AIMS published an issue of the journal based on the personal accounts of pregnant women during COVID-19. While some of these accounts reported imaginative support services, others highlighted the failure to provide effective services to mitigate risk.

Ashworth (2020) commented that ‘a worrying and persistent theme has been the removal of a variety of service options, which is often referred to as being for the safety of women’, while in reality it was to protect staff. Audet (2020) noted that hospitals in Belgium adopted protocols to minimise infections, but since each hospital adopted its own measures, it created ‘a climate of distrust and confusion’. In some cases, women were offered caesarean sections that were not medically indicated, which could result in ‘obstetric violence’.

Concerns

Placing women in a high-risk category is intended to increase social isolation and this can further restrict their access to services, as well as reducing their capacity to balance and trade-off the different dangers they face. Women who face particular challenges, for example, those who live in poor housing conditions, have abusive partners, or come from a BAME background, are likely to experience increased risk and have fewer resources to manage and trade-off the various risks they face.
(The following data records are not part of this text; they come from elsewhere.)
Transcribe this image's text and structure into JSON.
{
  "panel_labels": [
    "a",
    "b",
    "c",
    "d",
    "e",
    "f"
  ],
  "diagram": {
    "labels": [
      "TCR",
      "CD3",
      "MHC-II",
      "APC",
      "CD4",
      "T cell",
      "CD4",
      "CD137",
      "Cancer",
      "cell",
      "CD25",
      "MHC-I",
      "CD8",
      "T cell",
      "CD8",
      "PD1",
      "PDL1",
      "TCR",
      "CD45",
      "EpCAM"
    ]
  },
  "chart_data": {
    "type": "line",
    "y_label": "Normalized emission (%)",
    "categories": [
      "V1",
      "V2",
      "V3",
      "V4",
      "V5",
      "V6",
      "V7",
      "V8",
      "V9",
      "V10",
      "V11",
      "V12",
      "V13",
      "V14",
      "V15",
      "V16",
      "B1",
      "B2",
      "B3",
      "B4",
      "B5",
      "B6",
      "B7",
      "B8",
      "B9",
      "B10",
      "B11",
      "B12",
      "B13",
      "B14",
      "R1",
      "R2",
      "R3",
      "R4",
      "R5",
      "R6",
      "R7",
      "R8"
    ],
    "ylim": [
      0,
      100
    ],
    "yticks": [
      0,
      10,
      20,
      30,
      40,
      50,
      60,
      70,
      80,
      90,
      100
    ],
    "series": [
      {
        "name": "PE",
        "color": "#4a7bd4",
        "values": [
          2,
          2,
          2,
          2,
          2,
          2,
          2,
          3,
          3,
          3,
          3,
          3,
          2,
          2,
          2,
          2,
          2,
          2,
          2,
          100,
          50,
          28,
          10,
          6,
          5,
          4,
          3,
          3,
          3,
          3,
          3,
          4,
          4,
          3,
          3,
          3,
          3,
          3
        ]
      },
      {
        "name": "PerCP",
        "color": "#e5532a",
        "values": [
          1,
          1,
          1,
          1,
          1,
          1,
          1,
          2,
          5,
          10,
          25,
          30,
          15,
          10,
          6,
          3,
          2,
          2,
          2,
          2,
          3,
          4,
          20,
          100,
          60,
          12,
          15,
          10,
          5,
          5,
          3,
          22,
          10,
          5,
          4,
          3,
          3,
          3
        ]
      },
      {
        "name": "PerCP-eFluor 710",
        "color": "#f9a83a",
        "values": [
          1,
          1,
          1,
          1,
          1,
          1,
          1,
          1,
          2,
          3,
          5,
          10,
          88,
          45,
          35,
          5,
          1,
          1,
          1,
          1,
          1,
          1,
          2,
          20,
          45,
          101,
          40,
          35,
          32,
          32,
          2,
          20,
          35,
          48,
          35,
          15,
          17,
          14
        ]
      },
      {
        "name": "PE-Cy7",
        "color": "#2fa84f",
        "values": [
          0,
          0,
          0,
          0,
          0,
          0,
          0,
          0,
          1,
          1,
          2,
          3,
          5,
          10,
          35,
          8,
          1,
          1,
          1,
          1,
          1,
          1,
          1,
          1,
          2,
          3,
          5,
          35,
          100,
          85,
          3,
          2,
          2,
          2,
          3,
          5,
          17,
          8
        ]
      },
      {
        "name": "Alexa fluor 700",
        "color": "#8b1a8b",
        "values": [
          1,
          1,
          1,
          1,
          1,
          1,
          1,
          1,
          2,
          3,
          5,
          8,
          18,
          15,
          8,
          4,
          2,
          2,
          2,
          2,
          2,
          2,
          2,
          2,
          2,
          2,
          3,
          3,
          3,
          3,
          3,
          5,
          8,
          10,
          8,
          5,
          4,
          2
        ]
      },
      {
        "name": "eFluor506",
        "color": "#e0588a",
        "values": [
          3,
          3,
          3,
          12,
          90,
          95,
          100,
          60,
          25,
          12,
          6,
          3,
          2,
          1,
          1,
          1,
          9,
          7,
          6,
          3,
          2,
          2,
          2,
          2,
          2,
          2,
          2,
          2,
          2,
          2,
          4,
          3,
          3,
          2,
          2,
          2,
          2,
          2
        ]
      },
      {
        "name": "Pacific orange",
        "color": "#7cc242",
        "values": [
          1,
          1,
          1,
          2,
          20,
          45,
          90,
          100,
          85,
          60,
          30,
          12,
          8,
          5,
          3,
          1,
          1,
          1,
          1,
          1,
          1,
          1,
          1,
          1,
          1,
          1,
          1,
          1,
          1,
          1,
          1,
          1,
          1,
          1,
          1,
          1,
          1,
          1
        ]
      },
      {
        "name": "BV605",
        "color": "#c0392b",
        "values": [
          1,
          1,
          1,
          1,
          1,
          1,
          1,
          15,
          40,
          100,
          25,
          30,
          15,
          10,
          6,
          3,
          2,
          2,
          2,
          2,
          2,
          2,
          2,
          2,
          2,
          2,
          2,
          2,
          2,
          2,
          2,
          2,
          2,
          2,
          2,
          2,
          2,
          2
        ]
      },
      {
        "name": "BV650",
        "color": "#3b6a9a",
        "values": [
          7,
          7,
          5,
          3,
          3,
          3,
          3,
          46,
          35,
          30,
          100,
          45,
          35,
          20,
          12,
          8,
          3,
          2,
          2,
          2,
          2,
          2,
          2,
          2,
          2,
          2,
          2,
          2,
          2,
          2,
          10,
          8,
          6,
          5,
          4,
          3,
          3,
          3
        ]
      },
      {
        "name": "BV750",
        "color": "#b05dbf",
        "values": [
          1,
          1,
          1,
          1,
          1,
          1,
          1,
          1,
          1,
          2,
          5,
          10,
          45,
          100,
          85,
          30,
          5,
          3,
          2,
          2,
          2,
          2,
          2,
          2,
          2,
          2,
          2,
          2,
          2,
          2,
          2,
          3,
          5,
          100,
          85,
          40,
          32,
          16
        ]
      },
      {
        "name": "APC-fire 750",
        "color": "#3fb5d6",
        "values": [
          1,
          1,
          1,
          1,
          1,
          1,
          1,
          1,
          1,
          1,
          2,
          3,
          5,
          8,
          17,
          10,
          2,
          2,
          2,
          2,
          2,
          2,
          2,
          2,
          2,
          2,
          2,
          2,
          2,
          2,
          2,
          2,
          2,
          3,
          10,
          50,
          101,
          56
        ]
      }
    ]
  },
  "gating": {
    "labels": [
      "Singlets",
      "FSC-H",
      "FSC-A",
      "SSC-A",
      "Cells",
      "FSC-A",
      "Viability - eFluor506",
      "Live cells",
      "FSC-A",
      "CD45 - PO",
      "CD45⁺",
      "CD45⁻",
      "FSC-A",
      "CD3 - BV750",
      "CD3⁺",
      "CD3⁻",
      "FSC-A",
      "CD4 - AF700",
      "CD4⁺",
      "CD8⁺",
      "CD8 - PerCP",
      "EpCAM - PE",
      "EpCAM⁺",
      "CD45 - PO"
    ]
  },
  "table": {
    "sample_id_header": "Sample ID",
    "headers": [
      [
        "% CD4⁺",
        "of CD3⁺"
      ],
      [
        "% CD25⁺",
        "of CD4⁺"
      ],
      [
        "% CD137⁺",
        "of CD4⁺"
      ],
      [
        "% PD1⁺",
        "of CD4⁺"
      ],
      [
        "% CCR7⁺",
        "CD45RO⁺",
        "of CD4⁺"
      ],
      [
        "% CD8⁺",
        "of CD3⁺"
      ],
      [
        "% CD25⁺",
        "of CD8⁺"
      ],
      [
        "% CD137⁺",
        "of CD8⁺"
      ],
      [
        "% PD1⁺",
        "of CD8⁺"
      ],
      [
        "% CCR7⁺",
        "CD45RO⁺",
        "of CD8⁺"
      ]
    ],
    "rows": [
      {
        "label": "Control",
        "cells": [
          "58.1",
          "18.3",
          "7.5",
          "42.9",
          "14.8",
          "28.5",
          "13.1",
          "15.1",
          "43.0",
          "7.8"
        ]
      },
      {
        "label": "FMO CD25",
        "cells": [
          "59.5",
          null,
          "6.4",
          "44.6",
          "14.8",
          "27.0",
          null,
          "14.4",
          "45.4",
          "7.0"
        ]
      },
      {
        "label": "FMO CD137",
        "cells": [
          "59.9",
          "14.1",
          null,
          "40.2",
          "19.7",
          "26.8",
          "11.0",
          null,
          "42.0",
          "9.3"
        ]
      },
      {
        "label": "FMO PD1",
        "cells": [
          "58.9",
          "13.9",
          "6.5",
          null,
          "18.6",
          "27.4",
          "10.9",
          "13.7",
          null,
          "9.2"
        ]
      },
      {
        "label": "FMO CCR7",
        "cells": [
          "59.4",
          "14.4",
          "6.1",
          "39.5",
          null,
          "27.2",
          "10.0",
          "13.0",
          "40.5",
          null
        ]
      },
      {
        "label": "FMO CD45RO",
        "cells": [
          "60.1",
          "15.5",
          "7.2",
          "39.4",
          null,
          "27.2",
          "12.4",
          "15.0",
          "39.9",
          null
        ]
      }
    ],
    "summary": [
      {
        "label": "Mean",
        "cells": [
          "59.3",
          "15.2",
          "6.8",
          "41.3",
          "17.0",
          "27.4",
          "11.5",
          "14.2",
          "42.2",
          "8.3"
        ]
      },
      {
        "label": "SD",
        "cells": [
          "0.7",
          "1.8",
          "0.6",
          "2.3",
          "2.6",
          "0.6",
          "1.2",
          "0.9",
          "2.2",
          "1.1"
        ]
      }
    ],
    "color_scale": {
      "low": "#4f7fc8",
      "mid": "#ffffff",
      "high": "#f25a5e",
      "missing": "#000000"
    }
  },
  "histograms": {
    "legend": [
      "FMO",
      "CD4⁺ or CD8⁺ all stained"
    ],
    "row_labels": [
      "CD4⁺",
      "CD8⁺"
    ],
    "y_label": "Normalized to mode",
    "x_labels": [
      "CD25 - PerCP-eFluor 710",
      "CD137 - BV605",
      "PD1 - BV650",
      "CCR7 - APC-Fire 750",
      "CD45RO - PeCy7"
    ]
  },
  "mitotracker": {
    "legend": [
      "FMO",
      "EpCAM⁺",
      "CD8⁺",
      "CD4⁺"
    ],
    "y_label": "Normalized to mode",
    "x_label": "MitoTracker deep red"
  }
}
There is emerging international evidence that COVID-19 is undermining moves towards safer and more positive pregnancy and childbirth experiences. Human Rights in Childbirth (2020) identified the ways that responses to COVID-19 have undermined women's right before, during and after childlbirth. Sadler et al (2020) reviewed emerging international evidence and concluded that many of the healthcare measures ‘being implemented in childbirth due to the COVID-19 outbreak are not necessary, not based on scientific evidence, are disrespecting human dignity and are not proportionate to achieve the objective of limiting the spread of the virus. They therefore constitute obstetric violence'.

Conclusions

The use of the precautionary principle to justify the classification of pregnant women as high risk during the COVID-19 pandemic reflects the high values at stake, the importance of protecting the unborn foetus from contamination, and the central role that the ‘good mother’ is expected to play in adhering to these values and providing such protection. This classification is intended to increase the social isolation of pregnant women. While this may reduce the risk of pregnant women contracting the virus, it may increase other risks, including the risk of obstetric violence, and make such risks more difficult to manage.